I believe Holt was keenly aware of the learning mindsets, although he didn't identify them as such. For example, consider his description of "the child who learns quickly":
“Over the years, I have noticed that the child who learns quickly is adventurous. She's ready to run risks. She approaches life with arms outspread. She wants to take it all in. She still has the desire of the very young child to make sense out of things. She's not concerned with concealing her ignorance or protecting herself. She's ready to expose herself to disappointment and defeat. She has a certain confidence. She expects to make sense out of things sooner or later. She has a kind of trust.”

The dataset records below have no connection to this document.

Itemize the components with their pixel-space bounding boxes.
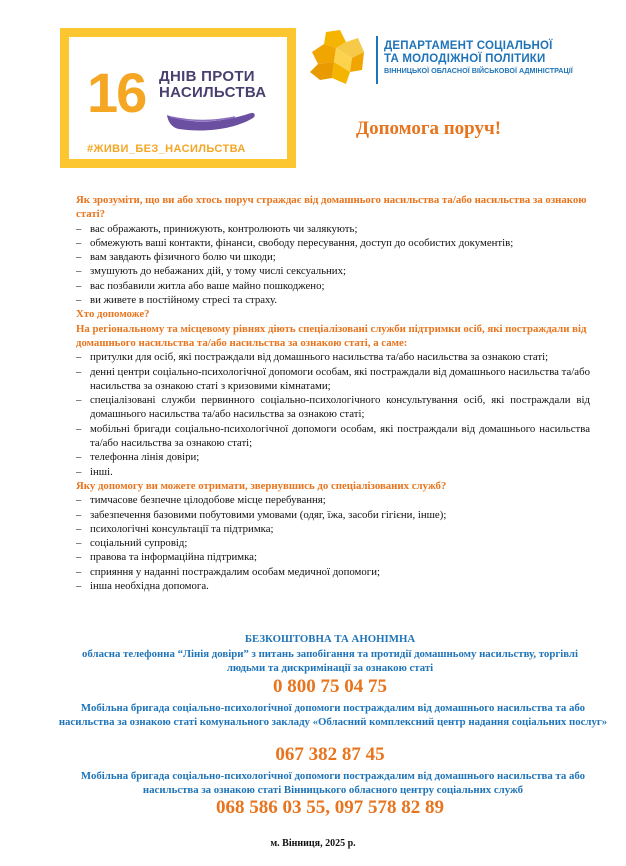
- list-item-text: психологічні консультації та підтримка;: [90, 522, 274, 535]
- banner-title-line1: ДНІВ ПРОТИ: [159, 68, 255, 85]
- list-item-text: інша необхідна допомога.: [90, 580, 209, 593]
- list-item: [76, 493, 590, 507]
- list-dash: –: [76, 351, 82, 364]
- list-item: [76, 236, 590, 250]
- banner-title: [159, 69, 266, 101]
- list-item-text: вам завдають фізичного болю чи шкоди;: [90, 251, 276, 264]
- list-item: [76, 565, 590, 579]
- list-item-text: вас ображають, принижують, контролюють чи залякують;: [90, 222, 358, 235]
- list-item-text: забезпечення базовими побутовими умовами (одяг, їжа, засоби гігієни, інше);: [90, 508, 447, 521]
- list-dash: –: [76, 580, 82, 593]
- page-title: Допомога поруч!: [356, 118, 502, 139]
- list-dash: –: [76, 465, 82, 478]
- department-name: [384, 40, 573, 75]
- list-dash: –: [76, 294, 82, 307]
- list-item: [76, 350, 590, 364]
- list-item: [76, 450, 590, 464]
- list-dash: –: [76, 265, 82, 278]
- section1-list: [76, 222, 590, 308]
- banner-title-line2: НАСИЛЬСТВА: [159, 84, 267, 101]
- list-item-text: тимчасове безпечне цілодобове місце перебування;: [90, 494, 326, 507]
- list-item-text: змушують до небажаних дій, у тому числі сексуальних;: [90, 265, 346, 278]
- department-name-line1: ДЕПАРТАМЕНТ СОЦІАЛЬНОЇ: [384, 40, 553, 52]
- section2-heading: Хто допоможе?: [76, 308, 150, 321]
- list-item-text: обмежують ваші контакти, фінанси, свободу пересування, доступ до особистих документів;: [90, 236, 514, 249]
- logo-divider: [376, 36, 378, 84]
- list-dash: –: [76, 279, 82, 292]
- section2-subheading: На регіональному та місцевому рівнях діють спеціалізовані служби підтримки осіб, які постраждали від домашнього насильства та/або насильства за ознакою статі, а саме:: [76, 322, 587, 349]
- list-item: [76, 393, 590, 422]
- banner-number: 16: [87, 61, 146, 124]
- list-item-text: мобільні бригади соціально-психологічної допомоги особам, які постраждали від домашнього насильства та/або насильства за ознакою статі;: [90, 422, 590, 450]
- campaign-banner: [60, 28, 296, 168]
- list-item: [76, 293, 590, 307]
- list-item-text: соціальний супровід;: [90, 537, 188, 550]
- footer-place-year: м. Вінниця, 2025 р.: [270, 838, 356, 849]
- campaign-banner-inner: [69, 37, 287, 159]
- list-item: [76, 579, 590, 593]
- open-hand-icon: [165, 109, 257, 133]
- brigade1-phone[interactable]: 067 382 87 45: [275, 744, 385, 765]
- list-dash: –: [76, 551, 82, 564]
- list-item: [76, 550, 590, 564]
- brigade1-description: Мобільна бригада соціально-психологічної допомоги постраждалим від домашнього насильства та або насильства за ознакою статі комунального закладу «Обласний комплексний центр надання соціальних послуг»: [58, 702, 608, 728]
- list-item: [76, 222, 590, 236]
- list-item: [76, 522, 590, 536]
- list-item-text: ви живете в постійному стресі та страху.: [90, 294, 278, 307]
- list-dash: –: [76, 451, 82, 464]
- section3-heading: Яку допомогу ви можете отримати, звернувшись до спеціалізованих служб?: [76, 479, 447, 492]
- list-dash: –: [76, 522, 82, 535]
- hotline-phone[interactable]: 0 800 75 04 75: [273, 676, 387, 697]
- list-item-text: інші.: [90, 465, 113, 478]
- list-item: [76, 279, 590, 293]
- list-item: [76, 536, 590, 550]
- banner-hashtag: #ЖИВИ_БЕЗ_НАСИЛЬСТВА: [87, 143, 246, 155]
- list-item-text: спеціалізовані служби первинного соціально-психологічного консультування осіб, які постраждали від домашнього насильства та/або насильства за ознакою статі;: [90, 394, 590, 421]
- list-item: [76, 465, 590, 479]
- list-dash: –: [76, 494, 82, 507]
- list-dash: –: [76, 365, 82, 378]
- section2-list: [76, 350, 590, 479]
- list-dash: –: [76, 422, 82, 435]
- list-item-text: денні центри соціально-психологічної допомоги особам, які постраждали від домашнього насильства та/або насильства за ознакою статі з кризовими кімнатами;: [90, 365, 590, 392]
- region-map-logo-icon: [306, 28, 366, 88]
- list-item: [76, 365, 590, 394]
- list-dash: –: [76, 565, 82, 578]
- list-item-text: притулки для осіб, які постраждали від домашнього насильства та/або насильства за ознакою статі;: [90, 351, 549, 364]
- list-item: [76, 264, 590, 278]
- main-content: [76, 193, 590, 593]
- section3-list: [76, 493, 590, 593]
- section1-heading: Як зрозуміти, що ви або хтось поруч страждає від домашнього насильства та/або насильства за ознакою статі?: [76, 194, 587, 221]
- list-dash: –: [76, 508, 82, 521]
- list-item-text: правова та інформаційна підтримка;: [90, 551, 257, 564]
- department-name-line3: ВІННИЦЬКОЇ ОБЛАСНОЇ ВІЙСЬКОВОЇ АДМІНІСТРАЦІЇ: [384, 66, 573, 75]
- list-item-text: сприяння у наданні постраждалим особам медичної допомоги;: [90, 565, 380, 578]
- list-item-text: вас позбавили житла або ваше майно пошкоджено;: [90, 279, 325, 292]
- list-item: [76, 250, 590, 264]
- department-name-line2: ТА МОЛОДІЖНОЇ ПОЛІТИКИ: [384, 53, 546, 65]
- list-item: [76, 422, 590, 451]
- brigade2-phone[interactable]: 068 586 03 55, 097 578 82 89: [216, 797, 444, 818]
- list-dash: –: [76, 537, 82, 550]
- list-dash: –: [76, 251, 82, 264]
- list-dash: –: [76, 236, 82, 249]
- list-dash: –: [76, 222, 82, 235]
- hotline-description: обласна телефонна “Лінія довіри” з питань запобігання та протидії домашньому насильству, торгівлі людьми та дискримінації за ознакою статі: [82, 648, 578, 674]
- list-dash: –: [76, 394, 82, 407]
- list-item-text: телефонна лінія довіри;: [90, 451, 200, 464]
- free-anonymous-label: БЕЗКОШТОВНА ТА АНОНІМНА: [244, 633, 416, 645]
- brigade2-description: Мобільна бригада соціально-психологічної допомоги постраждалим від домашнього насильства та або насильства за ознакою статі Вінницького обласного центру соціальних служб: [80, 770, 586, 796]
- list-item: [76, 508, 590, 522]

Holt argued that these qualities were naturally present in all of us but later stifled when students were subjected to a system of rewards and punishments, manipulated into learning what others thought they should know.

As a home educator, I have felt frustration every time I've been asked, "Shouldn't you be required to use a curriculum provided by the school?" Here again I quote John Holt:
“. . . schools assume that children are not interested in learning and are not much good at it, that they will not learn unless made to, that they cannot learn unless shown how, and that the way to make them learn is to divide up the prescribed material into a sequence of tiny tasks to be mastered one at a time . . . "
If the goal is a student-centered, self-directed, real-world education, then I believe a one-size-fits-all, mandatory curriculum is perhaps not the best method. In some ways, nurturing a child's natural curiosity is easier than adhering to a curriculum. You go through life together, exploring the world, asking questions, building things, testing theories, acquiring skills, reporting on discoveries. Over time, skills are acquired, knowledge is gained, and a clear pattern of growth and development emerges. The hard part is resisting the urge to force the process to conform to an arbitrary scope and sequence chart.